Ainsi, il y a quelques jours, alors que je regardais les chaussures sur eBay, j'ai fondu pour une paire de sandales Chie Mihara que j'avais superbement dédaignées pendant les soldes d'été parce que je les trouvais cucul, et qui me sont soudain apparues comme l'accessoire indispensable pour porter avec une jupe en jean ou toute autre tenue manquant un poil de pep's.


Problème: elles coûtent 130€ sans les frais de port, et je viens de claquer une somme indécente chez Mlle François dans des escarpins importables. D'accord, c'était samedi, donc techniquement le mois dernier. Mais quand même.

Pour me consoler de ma frustration et m'aérer après le forcing trad du début de semaine, je suis donc allée faire un petit tour au Châtelain hier après-midi.

Et j'en suis rentrée avec:
- une jupe grise Claudie Pierlot qui fait très "secrétaire faussement sage" (Miss Sunalee a une mauvaise influence sur moi!)
- deux beaux carnets du Typographe pour lesquels j'ai des projets très précis...
- deux bouquins géniaux "An illustrated life" sur les journaux d'artistes, et "How to make books" qui comme son titre l'indique montre différentes façons de fabriquer ses propres petits livres ou carnets
- un range-paperasse rouge dément répondant au doux nom de Tabula Rasa (comme un épisode très drôle de la saison 6 de Buffy, maintenant que j'y pense)
- deux nouveaux thés verts parfumés, "Filtre d'amour" et "Piège à filles", ainsi qu'une jolie boîte métallique de La Septième Tasse
- deux fards à paupières (noir et bleu) de la collection éphémère Style Black de MAC - une pure tuerie pour l'ex-goth que je suis

Inutile de vous dire qu'il y en avait pour bien plus que les 130€ de "mes" sandales.

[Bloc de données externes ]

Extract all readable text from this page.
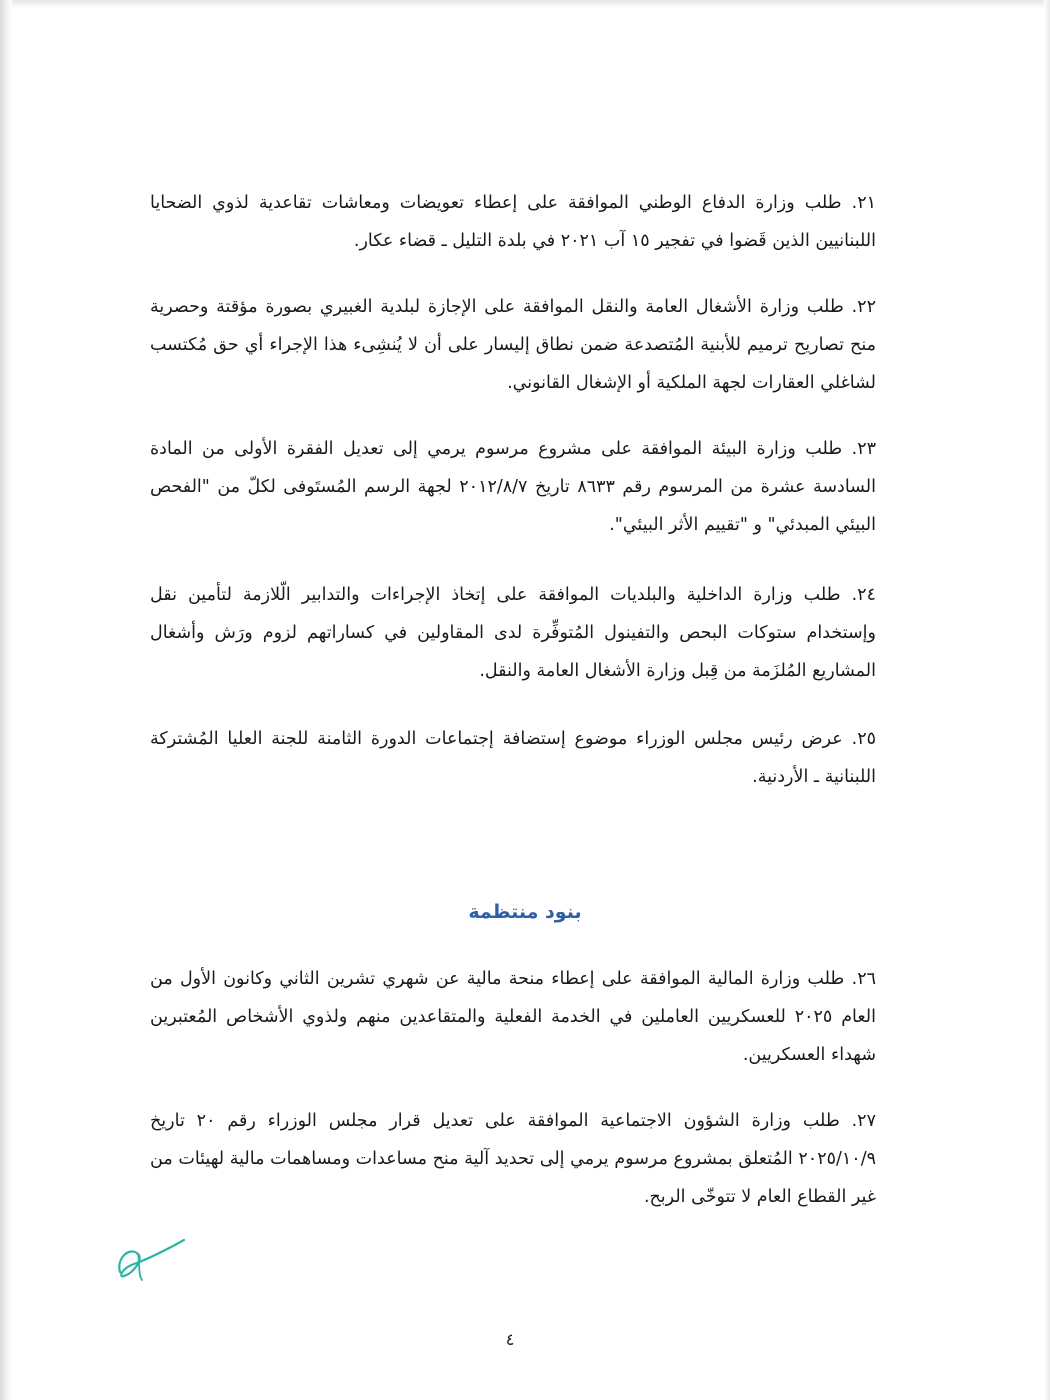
٢١. طلب وزارة الدفاع الوطني الموافقة على إعطاء تعويضات ومعاشات تقاعدية لذوي الضحايا اللبنانيين الذين قَضوا في تفجير ١٥ آب ٢٠٢١ في بلدة التليل ـ قضاء عكار.

٢٢. طلب وزارة الأشغال العامة والنقل الموافقة على الإجازة لبلدية الغبيري بصورة مؤقتة وحصرية منح تصاريح ترميم للأبنية المُتصدعة ضمن نطاق إليسار على أن لا يُنشِىء هذا الإجراء أي حق مُكتسب لشاغلي العقارات لجهة الملكية أو الإشغال القانوني.

٢٣. طلب وزارة البيئة الموافقة على مشروع مرسوم يرمي إلى تعديل الفقرة الأولى من المادة السادسة عشرة من المرسوم رقم ٨٦٣٣ تاريخ ٢٠١٢/٨/٧ لجهة الرسم المُستَوفى لكلّ من "الفحص البيئي المبدئي" و "تقييم الأثر البيئي".

٢٤. طلب وزارة الداخلية والبلديات الموافقة على إتخاذ الإجراءات والتدابير الّلازمة لتأمين نقل وإستخدام ستوكات البحص والتفينول المُتوفِّرة لدى المقاولين في كساراتهم لزوم ورَش وأشغال المشاريع المُلزَمة من قِبل وزارة الأشغال العامة والنقل.

٢٥. عرض رئيس مجلس الوزراء موضوع إستضافة إجتماعات الدورة الثامنة للجنة العليا المُشتركة اللبنانية ـ الأردنية.

بنود منتظمة

٢٦. طلب وزارة المالية الموافقة على إعطاء منحة مالية عن شهري تشرين الثاني وكانون الأول من العام ٢٠٢٥ للعسكريين العاملين في الخدمة الفعلية والمتقاعدين منهم ولذوي الأشخاص المُعتبرين شهداء العسكريين.

٢٧. طلب وزارة الشؤون الاجتماعية الموافقة على تعديل قرار مجلس الوزراء رقم ٢٠ تاريخ ٢٠٢٥/١٠/٩ المُتعلق بمشروع مرسوم يرمي إلى تحديد آلية منح مساعدات ومساهمات مالية لهيئات من غير القطاع العام لا تتوخّى الربح.

٤
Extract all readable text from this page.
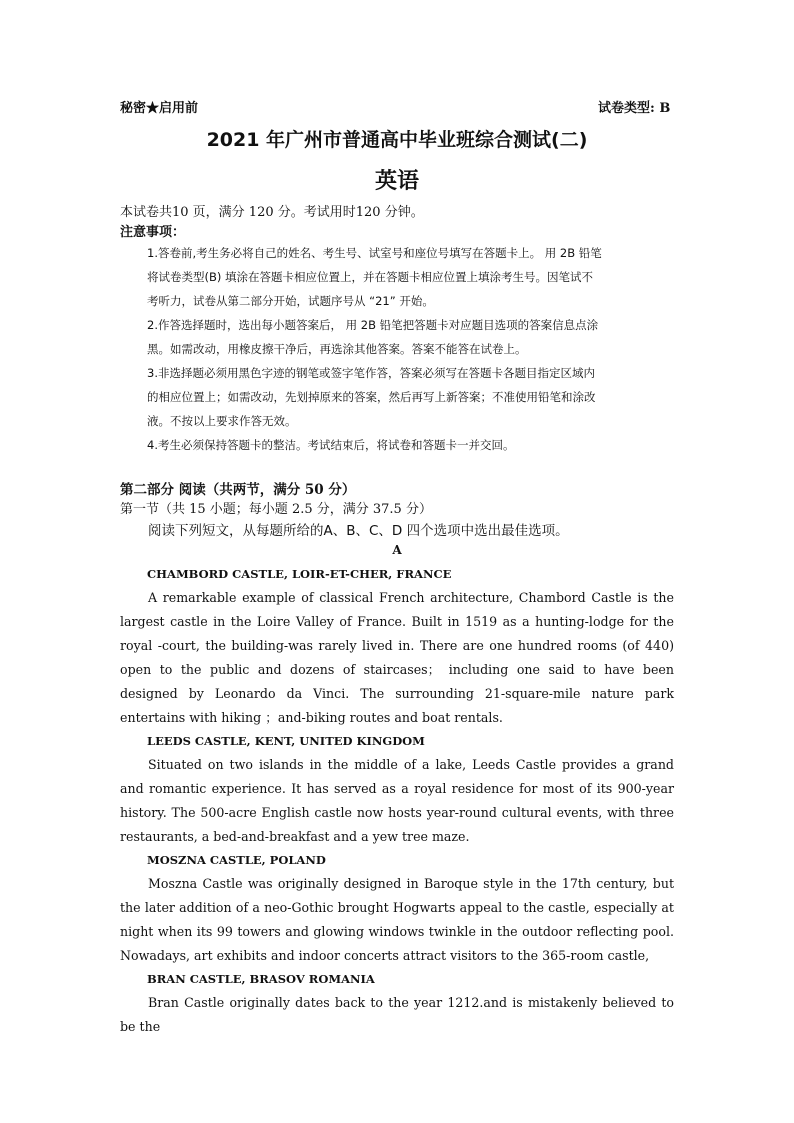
秘密★启用前	试卷类型: B
2021 年广州市普通高中毕业班综合测试(二)
英语
本试卷共10 页，满分 120 分。考试用时120 分钟。
注意事项：
1.答卷前,考生务必将自己的姓名、考生号、试室号和座位号填写在答题卡上。 用 2B 铅笔
将试卷类型(B) 填涂在答题卡相应位置上，并在答题卡相应位置上填涂考生号。因笔试不
考听力，试卷从第二部分开始，试题序号从 “21” 开始。
2.作答选择题时，选出每小题答案后， 用 2B 铅笔把答题卡对应题目选项的答案信息点涂
黑。如需改动，用橡皮擦干净后，再选涂其他答案。答案不能答在试卷上。
3.非选择题必须用黑色字迹的钢笔或签字笔作答，答案必须写在答题卡各题目指定区域内
的相应位置上；如需改动，先划掉原来的答案，然后再写上新答案；不准使用铅笔和涂改
液。不按以上要求作答无效。
4.考生必须保持答题卡的整洁。考试结束后，将试卷和答题卡一并交回。
第二部分 阅读（共两节，满分 50 分）
第一节（共 15 小题；每小题 2.5 分，满分 37.5 分）
阅读下列短文，从每题所给的A、B、C、D 四个选项中选出最佳选项。
A
CHAMBORD CASTLE, LOIR-ET-CHER, FRANCE
A remarkable example of classical French architecture, Chambord Castle is the largest castle in the Loire Valley of France. Built in 1519 as a hunting-lodge for the royal -court, the building-was rarely lived in. There are one hundred rooms (of 440) open to the public and dozens of staircases； including one said to have been designed by Leonardo da Vinci. The surrounding 21-square-mile nature park entertains with hiking ；and-biking routes and boat rentals.
LEEDS CASTLE, KENT, UNITED KINGDOM
Situated on two islands in the middle of a lake, Leeds Castle provides a grand and romantic experience. It has served as a royal residence for most of its 900-year history. The 500-acre English castle now hosts year-round cultural events, with three restaurants, a bed-and-breakfast and a yew tree maze.
MOSZNA CASTLE, POLAND
Moszna Castle was originally designed in Baroque style in the 17th century, but the later addition of a neo-Gothic brought Hogwarts appeal to the castle, especially at night when its 99 towers and glowing windows twinkle in the outdoor reflecting pool. Nowadays, art exhibits and indoor concerts attract visitors to the 365-room castle,
BRAN CASTLE, BRASOV ROMANIA
Bran Castle originally dates back to the year 1212.and is mistakenly believed to be the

Sur lesquelles il est encore possible que je craque.

Moralité: quand vous avez vraiment envie d'un truc, achetez-le tout de suite, vous ferez des économies.

jeudi 1 octobre 2009

Les Français vus par...



Un conseil: prenez la peine de faire des arrêts sur image pour bien tout lire, ça vaut son pesant de choucroute/cassoulet/galettes au sarrazin/figatelli/bouillabaisse (rayer la mention inutile selon la catégorie à laquelle vous appartenez).

Ironie du Sort 101 : examen de fin de semestre

Contexte

Trois ans que Chouchou me parle de l'EMDR, la méthode de thérapie qu'il a choisie après en avoir vainement essayé plusieurs autres. Trois ans qu'il tente de m'expliquer et que je n'entends qu'un gloubi-boulga de mots apparemment sans rapport les uns avec les autres: "mouvements des yeux... reprogrammer chemin neuronal... cerveau gauche/cerveau droit... tapotements sur (ou avec?) la main... brusque décoinçage... rétablissement connexion...". Trois ans que ça me rentre par une oreille et que ça ressort aussitôt par l'autre. Trois ans pourtant que je constate que cette méthode qui, de mon point de vue, ressemble fort à du charlatanisme ou éventuellement à de la magie, lui permet peu à peu de remettre de l'ordre dans sa tête. Trois ans que je m'en réjouis pour lui mais, par devers moi, mets ça sur le compte d'un effet placebo et me dis que ça ne fonctionne que parce qu'il y croit.

Question d'examen

Sachant que:

1/La liste des compétences de Mme Mapsy est la suivante:
Licenciée en psychologie (master) - Diplôme d'études spécialisées en Cliniques Psychothérapeutiques - Formation à la thérapie systémique et familiale - Formation au psychotrauma - Praticienne EMDR - Thérapie individuelle/de couple - Orientation familiale - Développement personnel : Traumatisme psychologique - Deuil - Séparation - Dépression - Anxiété - Stress - Phobie - Manque de confiance en soi - Questions existentielles - Problèmes relationnels ou affectifs - Difficultés de couple - Médiation

2/Le destin est décidément un fieffé farceur

A votre avis, quelle est selon Mme Mapsy la méthode la plus appropriée pour traiter mon problème à moi que j'ai?

Vous avez 30 secondes pour vous fendre la poire à mes dépens avant que je ramasse les copies.